内なる神
神との間に何ごとも介在させずに、あなたの内なる神の御心に聴け。
「内なる神」という言葉の意味は、わかったようでいて、実はよくわからない場合がほとんどではないでしょうか。人間の内部には、いろいろの思いや希望、欲望、恐怖などが潜んでいて、それらは、外部の状況に応じて出たり、引っ込んだり、変化したりします。
例えば、空腹時にレストランの前を通ったときには、ショーウィンドウの中の肉料理が魅力的に感じられる人もいるでしょう。 その時の、「肉が食べたい」という思いを“内なる神の声”だと考え、その店に入ってステーキを食べる行為を考えてみましょう。この人は、本当に「神の御心に聴く」ことをしたのでしょうか。それとも、この人の場合、神との間に「欲望」が介在したために、「神の御心に聴かなかった」と考えるべきなのでしょうか。また、この場合の“神の御心”とは何でしょうか?
人類の肉食の習慣が今日の自然破壊や地球温暖化の大きな原因の一つとなっていることを、この人は知らなかったとします。その場合は、「肉を食べたい」との欲望の声に素直に従うことは、神の御心に聴いたことになるのでしょうか。答えは「否」です。神の御心とは、人間の肉体的欲望のことではありません。それが起こった時に、自分がその欲望を満たすことによって、どんな結果が生ずるかを予測し、その結果の倫理的価値を判断する--この価値判断を導く“声”のことです。この“声”と欲望の声との違いが判別できないと、人間はしばしば倫理的過ちを犯すことになります。
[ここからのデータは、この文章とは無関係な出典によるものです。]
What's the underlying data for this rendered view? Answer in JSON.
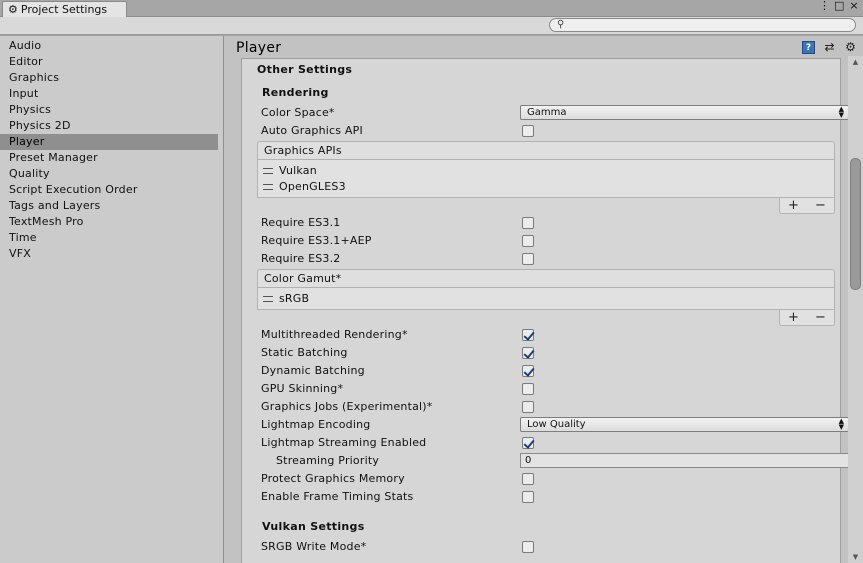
{
  "window": {
    "tab_title": "Project Settings",
    "buttons": [
      "⋮",
      "□",
      "×"
    ]
  },
  "search": {
    "placeholder": ""
  },
  "sidebar": {
    "items": [
      {
        "label": "Audio"
      },
      {
        "label": "Editor"
      },
      {
        "label": "Graphics"
      },
      {
        "label": "Input"
      },
      {
        "label": "Physics"
      },
      {
        "label": "Physics 2D"
      },
      {
        "label": "Player",
        "selected": true
      },
      {
        "label": "Preset Manager"
      },
      {
        "label": "Quality"
      },
      {
        "label": "Script Execution Order"
      },
      {
        "label": "Tags and Layers"
      },
      {
        "label": "TextMesh Pro"
      },
      {
        "label": "Time"
      },
      {
        "label": "VFX"
      }
    ]
  },
  "main": {
    "title": "Player",
    "header_icons": [
      "help-icon",
      "preset-icon",
      "gear-icon"
    ],
    "section": "Other Settings",
    "rendering": {
      "heading": "Rendering",
      "color_space": {
        "label": "Color Space*",
        "value": "Gamma"
      },
      "auto_graphics_api": {
        "label": "Auto Graphics API",
        "checked": false
      },
      "graphics_apis": {
        "header": "Graphics APIs",
        "items": [
          "Vulkan",
          "OpenGLES3"
        ]
      },
      "require_es31": {
        "label": "Require ES3.1",
        "checked": false
      },
      "require_es31_aep": {
        "label": "Require ES3.1+AEP",
        "checked": false
      },
      "require_es32": {
        "label": "Require ES3.2",
        "checked": false
      },
      "color_gamut": {
        "header": "Color Gamut*",
        "items": [
          "sRGB"
        ]
      },
      "multithreaded": {
        "label": "Multithreaded Rendering*",
        "checked": true
      },
      "static_batching": {
        "label": "Static Batching",
        "checked": true
      },
      "dynamic_batching": {
        "label": "Dynamic Batching",
        "checked": true
      },
      "gpu_skinning": {
        "label": "GPU Skinning*",
        "checked": false
      },
      "graphics_jobs": {
        "label": "Graphics Jobs (Experimental)*",
        "checked": false
      },
      "lightmap_encoding": {
        "label": "Lightmap Encoding",
        "value": "Low Quality"
      },
      "lightmap_streaming": {
        "label": "Lightmap Streaming Enabled",
        "checked": true
      },
      "streaming_priority": {
        "label": "Streaming Priority",
        "value": "0"
      },
      "protect_memory": {
        "label": "Protect Graphics Memory",
        "checked": false
      },
      "frame_timing": {
        "label": "Enable Frame Timing Stats",
        "checked": false
      }
    },
    "vulkan": {
      "heading": "Vulkan Settings",
      "srgb_write_mode": {
        "label": "SRGB Write Mode*",
        "checked": false
      }
    },
    "list_buttons": {
      "add": "+",
      "remove": "−"
    }
  }
}
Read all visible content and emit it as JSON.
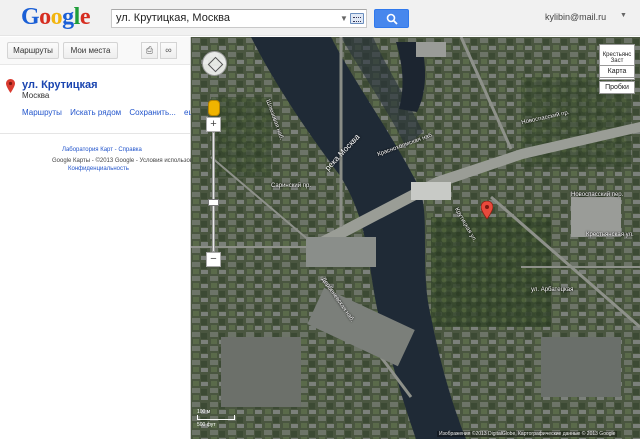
{
  "header": {
    "logo_letters": [
      "G",
      "o",
      "o",
      "g",
      "l",
      "e"
    ],
    "logo_colors": [
      "#1a5fd6",
      "#d62d20",
      "#f2b50f",
      "#1a5fd6",
      "#1f9e3a",
      "#d62d20"
    ],
    "search_value": "ул. Крутицкая, Москва",
    "user_email": "kylibin@mail.ru",
    "search_button_color": "#4787ed"
  },
  "left_panel": {
    "toolbar": {
      "directions_label": "Маршруты",
      "my_places_label": "Мои места"
    },
    "place": {
      "title": "ул. Крутицкая",
      "subtitle": "Москва"
    },
    "actions": {
      "directions": "Маршруты",
      "search_nearby": "Искать рядом",
      "save": "Сохранить...",
      "more": "ещё▾"
    },
    "footer": {
      "labs_help": "Лаборатория Карт - Справка",
      "copyright": "Google Карты - ©2013 Google - Условия использования -",
      "privacy": "Конфиденциальность"
    }
  },
  "map": {
    "layer_label": "Крестьянс Заст",
    "map_button": "Карта",
    "traffic_button": "Пробки",
    "zoom_in": "+",
    "zoom_out": "−",
    "river_label": "река Москва",
    "scale_labels": [
      "100 м",
      "500 фут"
    ],
    "attribution": "Изображения ©2013 DigitalGlobe, Картографические данные © 2013 Google",
    "street_labels": [
      "Шлюзовая наб.",
      "Саринский пр.",
      "Краснохолмская наб.",
      "Новоспасский пр.",
      "Крутицкая ул.",
      "ул. Арбатецкая",
      "Крестьянская ул.",
      "Дербеневская наб.",
      "Новоспасский пер."
    ]
  }
}
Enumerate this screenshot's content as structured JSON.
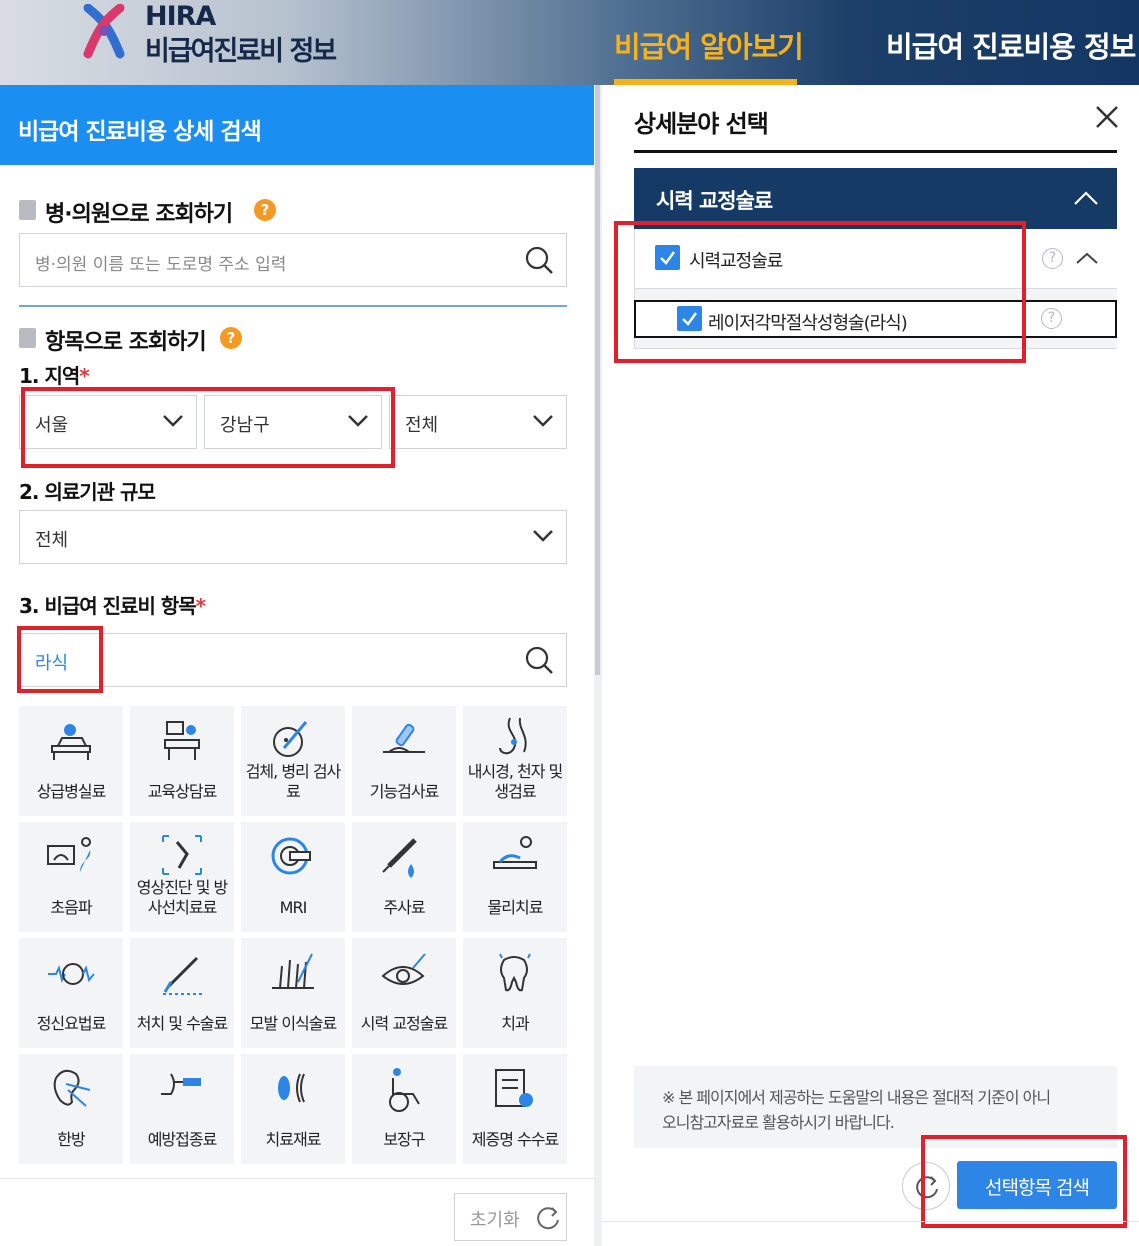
{
  "header": {
    "logo_line1": "HIRA",
    "logo_line2": "비급여진료비 정보",
    "nav_active": "비급여 알아보기",
    "nav_other": "비급여 진료비용 정보",
    "accent": "#f6b21b"
  },
  "left": {
    "title": "비급여 진료비용 상세 검색",
    "hospital_section": {
      "heading": "병·의원으로 조회하기",
      "help": "?",
      "placeholder": "병·의원 이름 또는 도로명 주소 입력"
    },
    "item_section": {
      "heading": "항목으로 조회하기",
      "help": "?"
    },
    "region": {
      "label": "1. 지역",
      "required": "*",
      "sido": "서울",
      "sigungu": "강남구",
      "dong": "전체"
    },
    "scale": {
      "label": "2. 의료기관 규모",
      "value": "전체"
    },
    "item": {
      "label": "3. 비급여 진료비 항목",
      "required": "*",
      "value": "라식"
    },
    "categories": [
      {
        "label": "상급병실료",
        "icon": "hospital-bed-icon"
      },
      {
        "label": "교육상담료",
        "icon": "counseling-icon"
      },
      {
        "label": "검체, 병리 검사료",
        "icon": "specimen-test-icon"
      },
      {
        "label": "기능검사료",
        "icon": "function-test-icon"
      },
      {
        "label": "내시경, 천자 및 생검료",
        "icon": "endoscope-icon"
      },
      {
        "label": "초음파",
        "icon": "ultrasound-icon"
      },
      {
        "label": "영상진단 및 방사선치료료",
        "icon": "xray-icon"
      },
      {
        "label": "MRI",
        "icon": "mri-icon"
      },
      {
        "label": "주사료",
        "icon": "syringe-icon"
      },
      {
        "label": "물리치료",
        "icon": "physical-therapy-icon"
      },
      {
        "label": "정신요법료",
        "icon": "brain-icon"
      },
      {
        "label": "처치 및 수술료",
        "icon": "scalpel-icon"
      },
      {
        "label": "모발 이식술료",
        "icon": "hair-transplant-icon"
      },
      {
        "label": "시력 교정술료",
        "icon": "eye-icon"
      },
      {
        "label": "치과",
        "icon": "tooth-icon"
      },
      {
        "label": "한방",
        "icon": "ear-acupuncture-icon"
      },
      {
        "label": "예방접종료",
        "icon": "vaccine-icon"
      },
      {
        "label": "치료재료",
        "icon": "lens-icon"
      },
      {
        "label": "보장구",
        "icon": "wheelchair-icon"
      },
      {
        "label": "제증명 수수료",
        "icon": "certificate-icon"
      }
    ],
    "reset_label": "초기화"
  },
  "right": {
    "title": "상세분야 선택",
    "group": "시력 교정술료",
    "items": [
      {
        "label": "시력교정술료",
        "checked": true
      },
      {
        "label": "레이저각막절삭성형술(라식)",
        "checked": true
      }
    ],
    "help": "?",
    "note_line1": "※ 본 페이지에서 제공하는 도움말의 내용은 절대적 기준이 아니",
    "note_line2": "오니참고자료로 활용하시기 바랍니다.",
    "search_button": "선택항목 검색",
    "button_color": "#2d86e6"
  }
}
ある行為が正しくないことを頭では分かっていても、「ほかの人もやってるから」とか、「この程度なら実害がないだろう」とか、「たまにはハメを外させてほしい」とか……欲望の側から聞こえてくる正当化の声は種々様々です。その一つ、あるいは全部を採用して欲望に身を任せることを、ここでは「神との間に何かを介在させる」と表現しています。
欲望は必ずしも悪ではありません。その満足が善い結果を生むことも少なくありません。食欲、睡眠欲、性欲の満足は、適切で正しい状況の中では身体の発達、家庭調和、子孫繁栄をもたらします。ここでの意図は、欲望全体の否定ではなく、「内なる神」が私たちに“警鐘”を鳴らすのに気づいた時の、私たちの正しい選択の仕方です。「欲望こそ自分の本心である」との浅薄で誤った人間観を採用せず、「内なる神の御心」に従った行動をすることで、心の底からの満足感が得られることを体験してほしいです。